На краю этого стакана красное полукружье помады напоминало о том, что из него пила Алиса. «Умри она, я сохранил бы этот стакан, – подумал Мишель. – Но она жива, жив большой рот, который так хорошо умеет обрисовать полукружье. Который так хорошо умеет… так хорошо умеет…» – повторил он. Три-четыре слова послушно явились дополнить фразу, прочтённую им час назад, и он в испуге огляделся вокруг. «Куда бежать от таких слов и от того, что при этих словах встаёт перед глазами? И всё-таки должна быть какая-то возможность бегства. Не я первый. И не я последний, чёрт возьми!» Он овладел собой и смиренно подумал: «Это правда. Но я – единственный такой. Как и все остальные. И притом, все остальные женаты на ком-то ещё, не на Алисе. Они не ставили всё на одну карту на протяжении десяти лет… Десять лет! Ну не ребячество ли это – после десяти лет супружества так выходить из себя из-за… Из-за чего, собственно? Вчера причиной всему была некая идиллия, задушевная, уютно расположившаяся у огня, глуповатая и болтливая…»
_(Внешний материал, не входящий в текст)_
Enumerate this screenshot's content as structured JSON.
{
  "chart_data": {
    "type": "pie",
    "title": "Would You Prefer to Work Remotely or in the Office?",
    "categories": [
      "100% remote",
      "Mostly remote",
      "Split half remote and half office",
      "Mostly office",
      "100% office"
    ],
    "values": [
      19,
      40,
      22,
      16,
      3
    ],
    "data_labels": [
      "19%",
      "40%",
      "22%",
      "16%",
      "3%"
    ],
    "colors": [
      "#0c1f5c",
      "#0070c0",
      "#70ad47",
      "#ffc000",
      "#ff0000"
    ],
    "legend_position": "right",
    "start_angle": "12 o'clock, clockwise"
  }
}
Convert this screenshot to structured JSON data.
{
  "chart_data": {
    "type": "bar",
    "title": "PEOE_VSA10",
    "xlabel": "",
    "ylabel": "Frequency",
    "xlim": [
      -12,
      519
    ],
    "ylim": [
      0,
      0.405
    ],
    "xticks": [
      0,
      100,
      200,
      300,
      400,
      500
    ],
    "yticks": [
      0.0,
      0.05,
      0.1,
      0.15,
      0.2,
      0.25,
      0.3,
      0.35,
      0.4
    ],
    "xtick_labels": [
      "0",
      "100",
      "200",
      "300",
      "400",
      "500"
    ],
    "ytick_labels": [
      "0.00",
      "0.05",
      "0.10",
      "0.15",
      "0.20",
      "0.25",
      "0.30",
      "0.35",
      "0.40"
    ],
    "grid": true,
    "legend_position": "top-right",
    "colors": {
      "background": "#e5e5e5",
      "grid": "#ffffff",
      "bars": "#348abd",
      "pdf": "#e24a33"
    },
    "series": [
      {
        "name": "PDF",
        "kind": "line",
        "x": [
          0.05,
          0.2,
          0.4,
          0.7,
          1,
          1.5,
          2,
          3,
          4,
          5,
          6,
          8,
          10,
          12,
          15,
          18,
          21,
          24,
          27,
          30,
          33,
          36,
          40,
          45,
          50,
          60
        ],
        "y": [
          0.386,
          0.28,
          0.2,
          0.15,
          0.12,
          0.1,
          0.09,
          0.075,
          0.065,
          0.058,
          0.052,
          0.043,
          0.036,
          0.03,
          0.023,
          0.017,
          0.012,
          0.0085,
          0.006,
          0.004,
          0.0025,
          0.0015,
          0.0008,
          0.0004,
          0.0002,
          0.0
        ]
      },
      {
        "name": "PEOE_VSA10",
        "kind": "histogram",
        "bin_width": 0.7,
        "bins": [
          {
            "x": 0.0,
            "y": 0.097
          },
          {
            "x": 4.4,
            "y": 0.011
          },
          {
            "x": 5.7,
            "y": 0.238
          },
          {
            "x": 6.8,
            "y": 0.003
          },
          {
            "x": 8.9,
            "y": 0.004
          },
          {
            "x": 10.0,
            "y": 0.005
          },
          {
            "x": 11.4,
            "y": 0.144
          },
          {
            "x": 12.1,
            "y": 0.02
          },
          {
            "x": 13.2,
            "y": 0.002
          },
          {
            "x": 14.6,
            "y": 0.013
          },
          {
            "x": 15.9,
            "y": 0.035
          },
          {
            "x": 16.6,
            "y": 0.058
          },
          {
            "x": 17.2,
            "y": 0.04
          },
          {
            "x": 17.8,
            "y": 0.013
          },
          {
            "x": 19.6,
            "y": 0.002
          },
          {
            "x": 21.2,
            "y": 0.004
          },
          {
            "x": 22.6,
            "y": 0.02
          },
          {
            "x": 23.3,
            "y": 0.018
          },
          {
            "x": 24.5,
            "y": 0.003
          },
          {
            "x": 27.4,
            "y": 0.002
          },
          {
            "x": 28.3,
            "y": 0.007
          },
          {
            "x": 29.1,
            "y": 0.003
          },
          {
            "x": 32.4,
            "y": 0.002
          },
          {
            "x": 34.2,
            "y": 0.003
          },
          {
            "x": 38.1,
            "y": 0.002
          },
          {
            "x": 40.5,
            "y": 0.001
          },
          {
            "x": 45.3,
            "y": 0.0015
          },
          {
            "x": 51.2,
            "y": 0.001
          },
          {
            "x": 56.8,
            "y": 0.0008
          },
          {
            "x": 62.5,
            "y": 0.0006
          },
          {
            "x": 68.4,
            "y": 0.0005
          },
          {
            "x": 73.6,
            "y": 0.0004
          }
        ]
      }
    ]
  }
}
Мишель скорчил гримасу, послал в темноту насмешливую ухмылку, сказал «тю-тю-тю», передразнивая детский лепет.

«А сегодня причина другая… Сегодня…»

– Идиот! – сказал он очень громко.

«Идиот! Я отравил жизнь ей и себе из-за того, что она утверждала, будто испытывала к этому типу… как она это называла? Дружбу с оттенком чувственности. И доверие… Что меня так взбесило – слово «доверие» или слово «дружба»? Смех, да и только. Если бы я мог вернуться во вчерашний день, то сказал бы ей: «Но это же замечательно! Какой жалкий пустяк – то, что ты ему дала! Дари свою дружбу сколько угодно, девочка моя, и доверие тоже, раз уж вы, женщины, придаёте этому такое значение… Даже если она "с оттенком чувственности", дари её, не стесняйся, бедная малышка… малышка моя…»

Он уткнулся лицом в рукав, чтобы заглушить рыдания.

«Сегодня я получил то, что хотел. Если бы я только не отнимал у неё этих писем… Но я отнял и прочёл их. Я и вправду их прочёл». И в доказательство того, что он действительно прочёл их, одна коротенькая фраза подняла лиловую головку в виде заглавной буквы «М». Она секунду покривлялась, потом исчезла, таща за собой замусоленную ленту из слов. Конец письма рука любовника украсила крошечным, очень точным рисунком – так бросают цветок на шлейф платья.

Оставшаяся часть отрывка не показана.